I’m sure you’ve heard this in one form or another.

Something on the lines of -“Don’t starve yourself or your body will go into Starvation Mode and all your efforts will yield the opposite result”

And at first glance it sounds logical too — right?

Well, I must confess, I fell for it. I’ve been guilty of peddling this ‘starvation mode’ theory for a while now. Without getting into the scientific depth of it.

But then, 3 weeks ago, I started 16/8 IF.

That’s not-eating for 16 hours every day. In an attempt to lose weight. Primarily fat.

But how could that work? Wouldn’t 16 hours of ’starving’ myself, put me into this scary ‘mode’? And wouldn’t that lead to fat-preservation, not fat-loss!

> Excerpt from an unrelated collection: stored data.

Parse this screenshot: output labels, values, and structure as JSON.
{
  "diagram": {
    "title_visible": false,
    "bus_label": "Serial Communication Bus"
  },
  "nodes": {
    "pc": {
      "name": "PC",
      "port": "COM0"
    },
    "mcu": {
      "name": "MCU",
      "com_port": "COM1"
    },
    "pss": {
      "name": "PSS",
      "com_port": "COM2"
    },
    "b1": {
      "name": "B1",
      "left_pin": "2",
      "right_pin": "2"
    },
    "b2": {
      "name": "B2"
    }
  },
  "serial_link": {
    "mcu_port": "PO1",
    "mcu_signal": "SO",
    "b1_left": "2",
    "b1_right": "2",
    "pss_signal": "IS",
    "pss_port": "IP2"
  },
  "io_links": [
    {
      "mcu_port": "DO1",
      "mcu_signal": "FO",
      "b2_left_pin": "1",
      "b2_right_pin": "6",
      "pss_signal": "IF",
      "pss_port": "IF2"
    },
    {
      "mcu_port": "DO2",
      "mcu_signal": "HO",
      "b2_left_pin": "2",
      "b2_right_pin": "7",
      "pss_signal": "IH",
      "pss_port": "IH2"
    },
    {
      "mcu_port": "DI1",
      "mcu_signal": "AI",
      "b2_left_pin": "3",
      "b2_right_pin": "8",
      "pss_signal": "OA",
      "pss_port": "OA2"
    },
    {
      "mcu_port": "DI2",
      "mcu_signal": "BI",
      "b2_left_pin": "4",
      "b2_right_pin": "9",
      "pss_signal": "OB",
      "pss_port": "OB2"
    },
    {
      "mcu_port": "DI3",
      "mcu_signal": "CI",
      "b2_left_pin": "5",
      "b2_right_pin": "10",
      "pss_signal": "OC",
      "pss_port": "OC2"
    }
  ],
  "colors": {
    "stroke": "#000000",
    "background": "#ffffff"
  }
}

I’d hit someone (myself) if that’s how it panned out.

I needed to, atleast theoretically, be absolutely sure of this before I jumped headlong into IF.

So I did the research. And found that ’starvation mode’ isn’t a real thing in the modern world. It’s the colloquial usage of the term that did us all in.

Allow me, hence, to bust this stupid myth today in 5 common sensical ways. This is me atoning for my sins. Of having contributed to the spread of this spurious theory.

And like I’ve been doing for the past 2 weeks, at the end I’ll share what I’m seeing in Week #3 of my own IF journey. But first, this —

Myth Buster #1: Why does the body store fat?

We all know this. Fat stores are the body’s fuel for hard times.

Our hunter gatherer ancestors used to find a lot more game during the summers when they ate and became fat. And then during harsh winters, they stayed indoors and the body used up these fat stores to keep them alive and active in the absence of regular food.

Right?

If yes, then the myth is already busted. If ’starvation mode’ was true, then all the cavemen would, post-winters, emerge from their caves with rotund tummies and stick-thin arms and legs. Because the body should’ve held on to the fat and burnt the muscle.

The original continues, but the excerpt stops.